Re-thermalized on a budget of $8.33 per day
We also checked out food and food service in a brand new way. When Bob was the director of the Dundas home within the late Nineties, the province provided $7 per resident per day for food; by 2017, that had only risen to $8.33 per day. That meant that the kitchen needed to accommodate all of the special diets (regular, minced, puréed, diabetic, renal and so forth) on less money than our federal government gives to prisons to feed their prisoners.
Many homes don’t prepare their very own food and don’t use locally available foods. It is trucked in after which reheated — or within the terminology of some homes, re-thermalized. Missing were the smells of food being prepared, smells which might be often meaningful to residents. In some homes we visited, the standard of the food was wonderful, but in others it was bland and didn’t carry any appeal beyond just filling people’s stomachs.

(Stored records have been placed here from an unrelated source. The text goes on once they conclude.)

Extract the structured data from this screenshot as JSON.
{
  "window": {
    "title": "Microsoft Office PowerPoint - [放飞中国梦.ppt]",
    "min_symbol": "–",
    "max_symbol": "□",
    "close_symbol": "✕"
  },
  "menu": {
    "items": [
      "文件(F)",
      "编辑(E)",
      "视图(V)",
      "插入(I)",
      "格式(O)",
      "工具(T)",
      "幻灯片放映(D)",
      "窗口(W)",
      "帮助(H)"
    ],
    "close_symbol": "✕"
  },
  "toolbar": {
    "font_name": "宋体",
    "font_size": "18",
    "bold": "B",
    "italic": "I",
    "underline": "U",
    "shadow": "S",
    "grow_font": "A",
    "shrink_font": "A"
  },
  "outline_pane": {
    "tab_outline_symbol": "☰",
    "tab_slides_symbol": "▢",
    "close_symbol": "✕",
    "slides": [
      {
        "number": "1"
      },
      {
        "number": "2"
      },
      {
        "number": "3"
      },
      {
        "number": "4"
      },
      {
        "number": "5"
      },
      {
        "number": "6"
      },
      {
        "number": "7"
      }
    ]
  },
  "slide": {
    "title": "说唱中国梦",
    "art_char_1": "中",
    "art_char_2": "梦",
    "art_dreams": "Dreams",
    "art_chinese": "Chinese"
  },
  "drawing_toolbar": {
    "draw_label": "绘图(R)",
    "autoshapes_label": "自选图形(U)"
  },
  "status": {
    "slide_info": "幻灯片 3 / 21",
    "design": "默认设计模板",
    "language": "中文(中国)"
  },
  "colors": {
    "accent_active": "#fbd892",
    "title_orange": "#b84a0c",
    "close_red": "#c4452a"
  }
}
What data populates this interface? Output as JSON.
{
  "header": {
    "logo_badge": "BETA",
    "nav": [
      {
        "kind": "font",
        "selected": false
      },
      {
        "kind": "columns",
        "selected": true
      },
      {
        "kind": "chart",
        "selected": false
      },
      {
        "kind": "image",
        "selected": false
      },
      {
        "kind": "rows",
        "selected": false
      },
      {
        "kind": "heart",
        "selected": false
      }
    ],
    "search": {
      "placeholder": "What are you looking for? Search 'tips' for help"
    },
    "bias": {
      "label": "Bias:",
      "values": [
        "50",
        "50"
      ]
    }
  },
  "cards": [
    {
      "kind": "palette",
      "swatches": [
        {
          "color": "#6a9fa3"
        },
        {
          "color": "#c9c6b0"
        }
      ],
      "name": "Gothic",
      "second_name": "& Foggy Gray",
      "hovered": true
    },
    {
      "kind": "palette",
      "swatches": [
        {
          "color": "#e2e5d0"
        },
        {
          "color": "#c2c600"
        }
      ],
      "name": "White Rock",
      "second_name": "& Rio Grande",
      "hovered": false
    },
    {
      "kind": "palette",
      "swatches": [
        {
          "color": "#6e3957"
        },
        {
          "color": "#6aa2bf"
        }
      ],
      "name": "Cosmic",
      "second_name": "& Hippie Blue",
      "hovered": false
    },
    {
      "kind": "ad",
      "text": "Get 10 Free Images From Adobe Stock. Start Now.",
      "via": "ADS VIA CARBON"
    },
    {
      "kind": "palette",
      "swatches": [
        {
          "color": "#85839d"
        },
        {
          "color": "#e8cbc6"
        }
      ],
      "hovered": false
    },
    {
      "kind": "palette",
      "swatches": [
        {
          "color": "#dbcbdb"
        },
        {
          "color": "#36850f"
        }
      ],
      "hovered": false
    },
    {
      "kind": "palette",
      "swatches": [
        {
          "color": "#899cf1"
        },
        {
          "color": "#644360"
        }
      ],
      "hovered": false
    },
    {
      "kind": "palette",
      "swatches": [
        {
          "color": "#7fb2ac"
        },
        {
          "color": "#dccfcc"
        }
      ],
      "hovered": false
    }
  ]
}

Of course, with COVID-19, we have now learned that each time a latest employee comes into the constructing to deliver food or services, a brand new risk is introduced as well.
Future directions
We were struck by the innovation seen in Germany where there was adequate staffing, and co-operative workspaces (here we mean co-operative between the assorted staff positions, in addition to between the staff and the residents). In Germany, one in every of the staff doubled as a clown, and her non-verbal way of communicating through touch and facial expressions were also lessons for Bob in working with patients with dementia.
The German staff were able and, in actual fact, encouraged, to do the work that was needed, whether that meant that RNs washed dishes or registered practical nurses combed a resident’s hair. And the residents were encouraged to assist with the “chores” of the units, sweeping floors, setting tables, even cutting up the vegetables for the lunch meals! There gave the impression to be a rather more relaxed attitude toward the hierarchy than we see in Canadian homes.
For those of us doctors who’re considering changing the system, and we suspect that there are a lot of, the project and its conclusions has given us a vocabulary to make use of when working for change.
COVID-19 has taught us how much we in Canada must do to enhance long-term care, as we address over-stressed staff in understaffed and aging, underfunded facilities where staff — as a substitute of being seen as essential — are paid at minimal wages and treated as temporary staff.
As they are saying, this can be a marathon slightly than a sprint. We were hoping to have some reforms of the system before we want residential care ourselves since each of us are actually over 70. We are not any longer sure of that, but we still have hope that within the post-COVID-19 world, things might begin to alter within the directions we have now witnessed elsewhere.